On comprend que les Tables aient eu leur place dans le Saint des Saints, car tant les Tables que l’Arche participaient du miracle d’être dans l’espace tout en le transcendant. L’Arche avait des dimensions physiques : deux coudées et demie de long, une coudée et demie de haut et de large. Et pourtant, elle n’occupait pas d’espace. Car il est rapporté que le Saint des Saints mesurait vingt coudées de large, et que l’Arche laissait un espace libre de dix coudées de chaque côté. Le Talmud3 résout cette contradiction en disant : « Nous avons une tradition selon laquelle la place de l’Arche n’est pas incluse dans l’espace mesurable. »

De même, les lettres des Tables, bien qu’elles fussent lisibles et mesurables, n’avaient pas d’existence distincte de la pierre. En particulier, le mem final et le samekh se maintenaient par miracle.4 Ce sont des lettres fermées : la partie de pierre qu’elles enfermaient n’était reliée à rien, mais était maintenue miraculeusement par D.ieu. Autrement dit, les lettres étaient situées dans l’espace, mais elles n’en faisaient pas partie.

Mais quel rapport le Séfer Torah avait-il avec le Saint des Saints ? Ses lettres étaient écrites. C’était de l’encre sur du parchemin. Rien de miraculeux en soi.

2. Le Saint des Saints et le monde

Le Saint des Saints contenait, dans l’espace et le temps, ce qui transcendait ces deux dimensions. Mais sa finalité était que ce miracle rayonne vers l’extérieur : vers le parvis des Cohanim, le parvis d’Israël, le parvis des femmes, le Mont du Temple, et plus loin encore, vers toutes les nations du monde, pour leur faire savoir que l’Infini peut résider dans le fini, que D.ieu demeure à l’intérieur du monde.

C’est pourquoi le Séfer Torah se trouvait dans le Saint des Saints, comme intermédiaire entre ce sanctuaire intérieur et le monde. Car l’Arche et les Tables incarnaient l’effacement total devant D.ieu. Elles n’occupaient pas d’espace : elles étaient chose devenue néant. Mais les lettres de la Torah étaient tangibles, tracées à l’encre sur du parchemin. Ainsi, la Torah est le canal par lequel la lumière de D.ieu atteint le monde inscrit dans l’espace et le temps.
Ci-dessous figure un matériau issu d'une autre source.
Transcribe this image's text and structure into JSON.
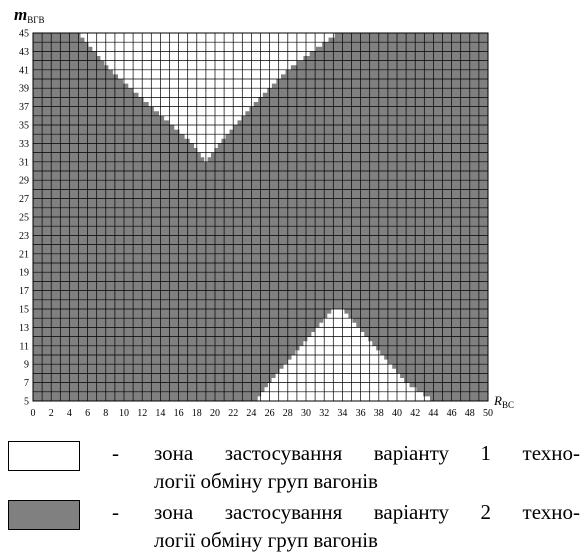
{
  "chart_data": {
    "type": "heatmap",
    "title": "",
    "ylabel": {
      "main": "m",
      "sub": "ВГВ"
    },
    "xlabel": {
      "main": "R",
      "sub": "ВС"
    },
    "xlim": [
      0,
      50
    ],
    "ylim": [
      5,
      45
    ],
    "x_tick_labels": [
      "0",
      "2",
      "4",
      "6",
      "8",
      "10",
      "12",
      "14",
      "16",
      "18",
      "20",
      "22",
      "24",
      "26",
      "28",
      "30",
      "32",
      "34",
      "36",
      "38",
      "40",
      "42",
      "44",
      "46",
      "48",
      "50"
    ],
    "y_tick_labels": [
      "5",
      "7",
      "9",
      "11",
      "13",
      "15",
      "17",
      "19",
      "21",
      "23",
      "25",
      "27",
      "29",
      "31",
      "33",
      "35",
      "37",
      "39",
      "41",
      "43",
      "45"
    ],
    "grid": true,
    "zones": [
      {
        "name": "variant-1",
        "color": "#ffffff",
        "regions": [
          {
            "part": "top",
            "y_range": [
              31,
              45
            ],
            "left_boundary": {
              "y": [
                45,
                41,
                37,
                33,
                31
              ],
              "x": [
                5,
                8.5,
                13,
                17.5,
                19
              ]
            },
            "right_boundary": {
              "y": [
                45,
                41,
                37,
                33,
                31
              ],
              "x": [
                33.5,
                28,
                24,
                20.5,
                19
              ]
            }
          },
          {
            "part": "bottom",
            "y_range": [
              5,
              15
            ],
            "left_boundary": {
              "y": [
                15,
                11,
                7,
                5
              ],
              "x": [
                33,
                29.5,
                26,
                24.5
              ]
            },
            "right_boundary": {
              "y": [
                15,
                11,
                7,
                5
              ],
              "x": [
                34,
                37.5,
                41,
                44
              ]
            }
          }
        ]
      },
      {
        "name": "variant-2",
        "color": "#808080",
        "regions": "remaining area"
      }
    ],
    "legend": [
      {
        "color": "#ffffff",
        "dash": "-",
        "line1": "зона застосування варіанту 1 техно-",
        "line2": "логії обміну груп вагонів"
      },
      {
        "color": "#808080",
        "dash": "-",
        "line1": "зона застосування варіанту 2 техно-",
        "line2": "логії обміну груп вагонів"
      }
    ]
  }
}
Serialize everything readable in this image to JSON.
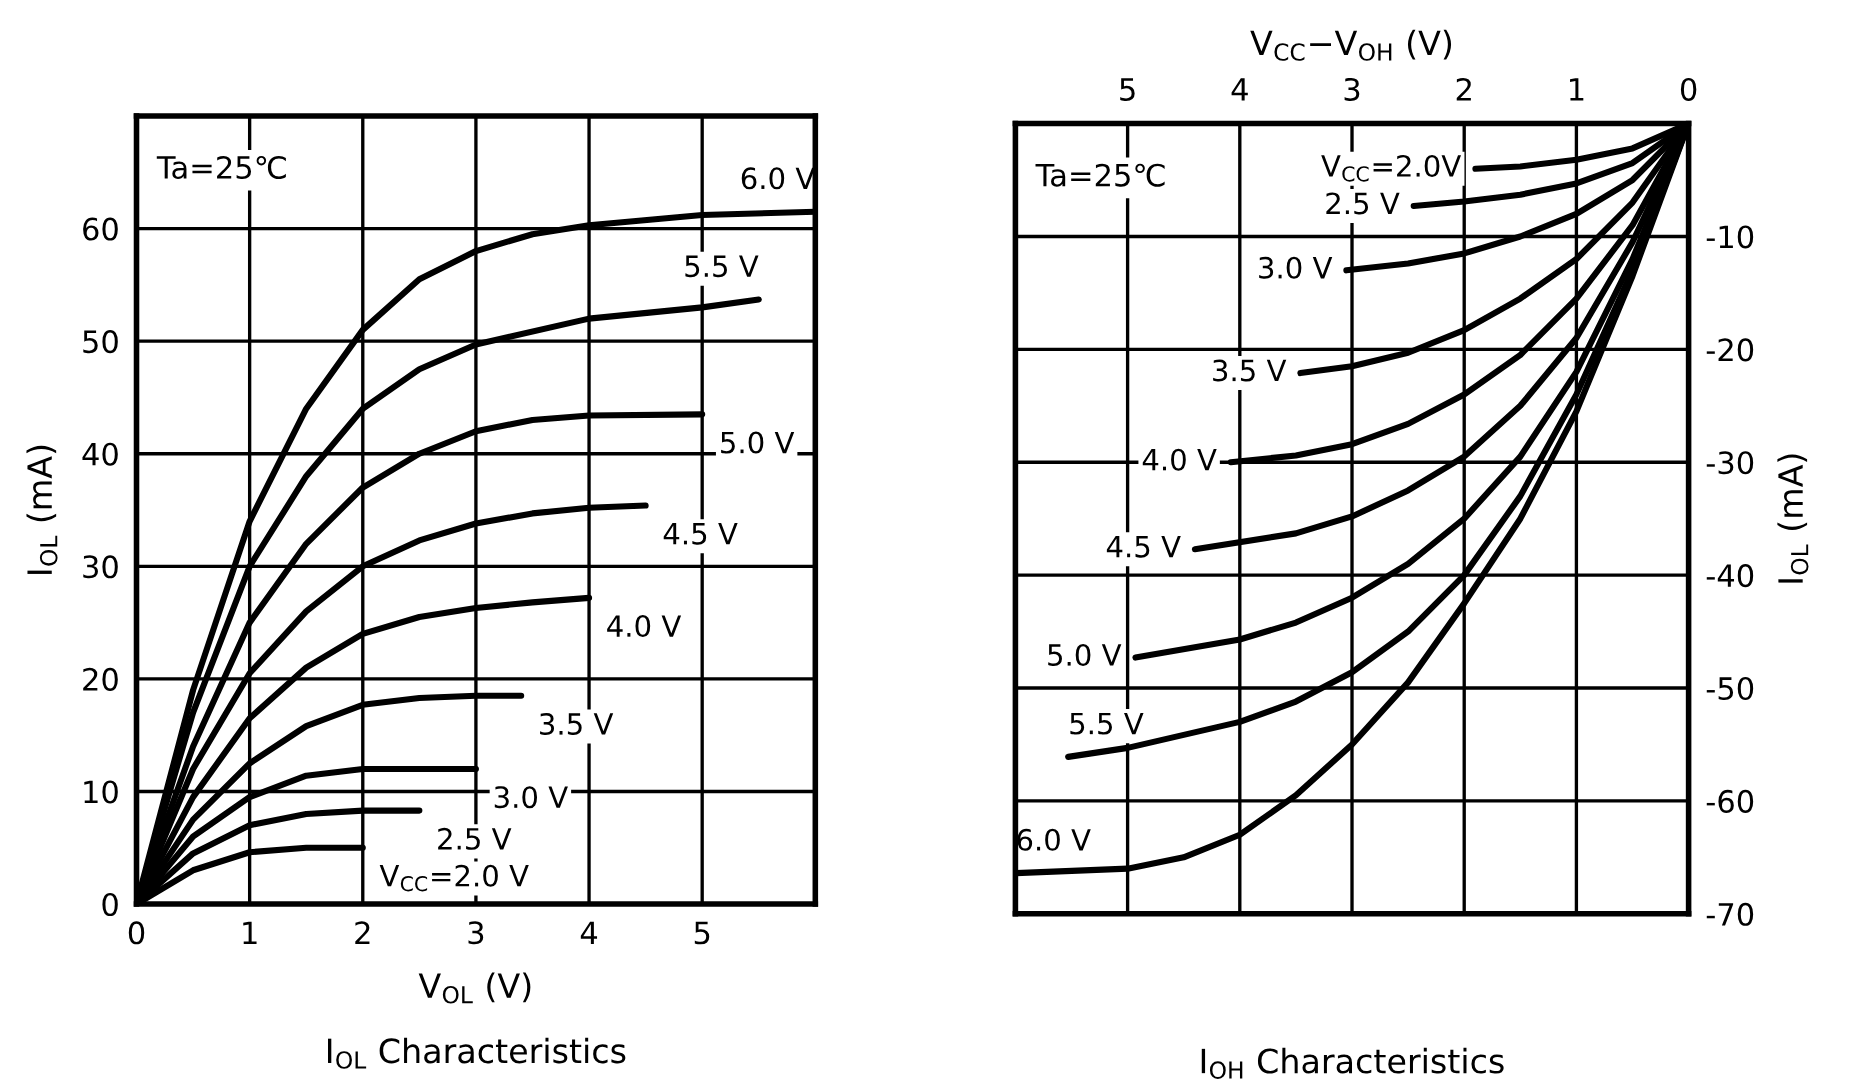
{
  "chart_data": [
    {
      "type": "line",
      "title": "I$_{OL}$ Characteristics",
      "xlabel": "V$_{OL}$ (V)",
      "ylabel": "I$_{OL}$ (mA)",
      "annotations": [
        "Ta=25℃"
      ],
      "xlim": [
        0,
        6
      ],
      "xticks": [
        0,
        1,
        2,
        3,
        4,
        5
      ],
      "ylim": [
        0,
        70
      ],
      "yticks": [
        0,
        10,
        20,
        30,
        40,
        50,
        60
      ],
      "grid": true,
      "legend": false,
      "marker": "none",
      "line_style": "solid",
      "series": [
        {
          "name": "6.0 V",
          "color": "#000000",
          "x": [
            0,
            0.5,
            1,
            1.5,
            2,
            2.5,
            3,
            3.5,
            4,
            5,
            6
          ],
          "values": [
            0,
            19,
            34,
            44,
            51,
            55.5,
            58,
            59.5,
            60.3,
            61.2,
            61.5
          ]
        },
        {
          "name": "5.5 V",
          "color": "#000000",
          "x": [
            0,
            0.5,
            1,
            1.5,
            2,
            2.5,
            3,
            4,
            5,
            5.5
          ],
          "values": [
            0,
            17,
            30,
            38,
            44,
            47.5,
            49.7,
            52,
            53,
            53.7
          ]
        },
        {
          "name": "5.0 V",
          "color": "#000000",
          "x": [
            0,
            0.5,
            1,
            1.5,
            2,
            2.5,
            3,
            3.5,
            4,
            5
          ],
          "values": [
            0,
            14,
            25,
            32,
            37,
            40,
            42,
            43,
            43.4,
            43.5
          ]
        },
        {
          "name": "4.5 V",
          "color": "#000000",
          "x": [
            0,
            0.5,
            1,
            1.5,
            2,
            2.5,
            3,
            3.5,
            4,
            4.5
          ],
          "values": [
            0,
            12,
            20.5,
            26,
            30,
            32.3,
            33.8,
            34.7,
            35.2,
            35.4
          ]
        },
        {
          "name": "4.0 V",
          "color": "#000000",
          "x": [
            0,
            0.5,
            1,
            1.5,
            2,
            2.5,
            3,
            3.5,
            4
          ],
          "values": [
            0,
            9.5,
            16.5,
            21,
            24,
            25.5,
            26.3,
            26.8,
            27.2
          ]
        },
        {
          "name": "3.5 V",
          "color": "#000000",
          "x": [
            0,
            0.5,
            1,
            1.5,
            2,
            2.5,
            3,
            3.4
          ],
          "values": [
            0,
            7.5,
            12.5,
            15.8,
            17.7,
            18.3,
            18.5,
            18.5
          ]
        },
        {
          "name": "3.0 V",
          "color": "#000000",
          "x": [
            0,
            0.5,
            1,
            1.5,
            2,
            3
          ],
          "values": [
            0,
            6,
            9.5,
            11.4,
            12,
            12
          ]
        },
        {
          "name": "2.5 V",
          "color": "#000000",
          "x": [
            0,
            0.5,
            1,
            1.5,
            2,
            2.5
          ],
          "values": [
            0,
            4.5,
            7,
            8,
            8.3,
            8.3
          ]
        },
        {
          "name": "V$_{CC}$=2.0 V",
          "color": "#000000",
          "x": [
            0,
            0.5,
            1,
            1.5,
            2
          ],
          "values": [
            0,
            3,
            4.6,
            5,
            5
          ]
        }
      ]
    },
    {
      "type": "line",
      "title": "I$_{OH}$ Characteristics",
      "xlabel": "V$_{CC}$−V$_{OH}$ (V)",
      "ylabel": "I$_{OL}$ (mA)",
      "annotations": [
        "Ta=25℃"
      ],
      "xlim": [
        6,
        0
      ],
      "xticks": [
        5,
        4,
        3,
        2,
        1,
        0
      ],
      "ylim": [
        -70,
        0
      ],
      "yticks": [
        -10,
        -20,
        -30,
        -40,
        -50,
        -60,
        -70
      ],
      "grid": true,
      "legend": false,
      "marker": "none",
      "line_style": "solid",
      "series": [
        {
          "name": "V$_{CC}$=2.0V",
          "color": "#000000",
          "x": [
            0,
            0.5,
            1,
            1.5,
            1.9
          ],
          "values": [
            0,
            -2.2,
            -3.2,
            -3.8,
            -4.0
          ]
        },
        {
          "name": "2.5 V",
          "color": "#000000",
          "x": [
            0,
            0.5,
            1,
            1.5,
            2,
            2.45
          ],
          "values": [
            0,
            -3.5,
            -5.3,
            -6.3,
            -6.9,
            -7.3
          ]
        },
        {
          "name": "3.0 V",
          "color": "#000000",
          "x": [
            0,
            0.5,
            1,
            1.5,
            2,
            2.5,
            3.05
          ],
          "values": [
            0,
            -5,
            -8,
            -10,
            -11.5,
            -12.4,
            -13
          ]
        },
        {
          "name": "3.5 V",
          "color": "#000000",
          "x": [
            0,
            0.5,
            1,
            1.5,
            2,
            2.5,
            3,
            3.46
          ],
          "values": [
            0,
            -7,
            -12,
            -15.5,
            -18.3,
            -20.3,
            -21.5,
            -22.1
          ]
        },
        {
          "name": "4.0 V",
          "color": "#000000",
          "x": [
            0,
            0.5,
            1,
            1.5,
            2,
            2.5,
            3,
            3.5,
            4.08
          ],
          "values": [
            0,
            -9,
            -15.5,
            -20.5,
            -24,
            -26.6,
            -28.4,
            -29.4,
            -30
          ]
        },
        {
          "name": "4.5 V",
          "color": "#000000",
          "x": [
            0,
            0.5,
            1,
            1.5,
            2,
            2.5,
            3,
            3.5,
            4.4
          ],
          "values": [
            0,
            -10.5,
            -19,
            -25,
            -29.5,
            -32.5,
            -34.8,
            -36.3,
            -37.7
          ]
        },
        {
          "name": "5.0 V",
          "color": "#000000",
          "x": [
            0,
            0.5,
            1,
            1.5,
            2,
            2.5,
            3,
            3.5,
            4,
            4.93
          ],
          "values": [
            0,
            -12,
            -22,
            -29.5,
            -35,
            -39,
            -42,
            -44.2,
            -45.7,
            -47.3
          ]
        },
        {
          "name": "5.5 V",
          "color": "#000000",
          "x": [
            0,
            0.5,
            1,
            1.5,
            2,
            2.5,
            3,
            3.5,
            4,
            5,
            5.53
          ],
          "values": [
            0,
            -13,
            -24,
            -33,
            -40,
            -45,
            -48.6,
            -51.2,
            -53,
            -55.3,
            -56.1
          ]
        },
        {
          "name": "6.0 V",
          "color": "#000000",
          "x": [
            0,
            0.5,
            1,
            1.5,
            2,
            2.5,
            3,
            3.5,
            4,
            4.5,
            5,
            6
          ],
          "values": [
            0,
            -13.5,
            -25.5,
            -35,
            -42.5,
            -49.5,
            -55,
            -59.5,
            -63,
            -65,
            -66,
            -66.4
          ]
        }
      ]
    }
  ]
}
3. Roch Hachana et l’année

Dans la pensée ‘hassidique, Roch Hachana possède une caractéristique spirituelle particulière. Le reste de l’année, nous servons D.ieu principalement dans les limites de notre raison, et même les sacrifices que nous consentons se rapportent à notre compréhension des besoins du moment. Mais à Roch Hachana, nous atteignons un état d’effacement de soi qui transcende totalement la raison. Nous ne poursuivons pas un objectif rationnel : nous répondons à une révélation qui nous dépasse.

Cet état, bien qu’il soit propre à Roch Hachana, ne doit pas y demeurer confiné. Tout au long de l’année, alors que nous vivons et agissons dans le cadre de la raison, nous devons porter en nous cette inspiration émanant d’une dimension si élevée que la raison ne peut l’appréhender. C’est comme le Saint des Saints et les lettres des Tables : situés dans l’espace, ils illuminaient pourtant le monde entier. Et bien que Roch Hachana ait sa place dans le temps, il illumine toute l’année.

4. La préparation

Mais pour que cela se réalise, une préparation est nécessaire. Et la clé se trouve dans la première phrase de la paracha que nous lisons toujours avant Roch Hachana, Nitsavim : « Vous vous tenez aujourd’hui tous devant l’Éternel, votre D.ieu : vos chefs, vos tribus, vos anciens et vos officiers… depuis le fendeur de votre bois jusqu’au puiseur de votre eau. » Chaque Juif doit se lier à la communauté. Même les « chefs de vos tribus » ne sauraient se tenir à l’écart du « puiseur de votre eau ». L’unité juive n’exige pas moins que « vous tous ».

Le Juif qui dépasse les distinctions sociales pour ne faire qu’un avec l’ensemble de la communauté, dépasse aussi les distinctions du temps. Il insuffle l’esprit de Roch Hachana dans le reste du calendrier et répand ses bénédictions tout au long de l’année.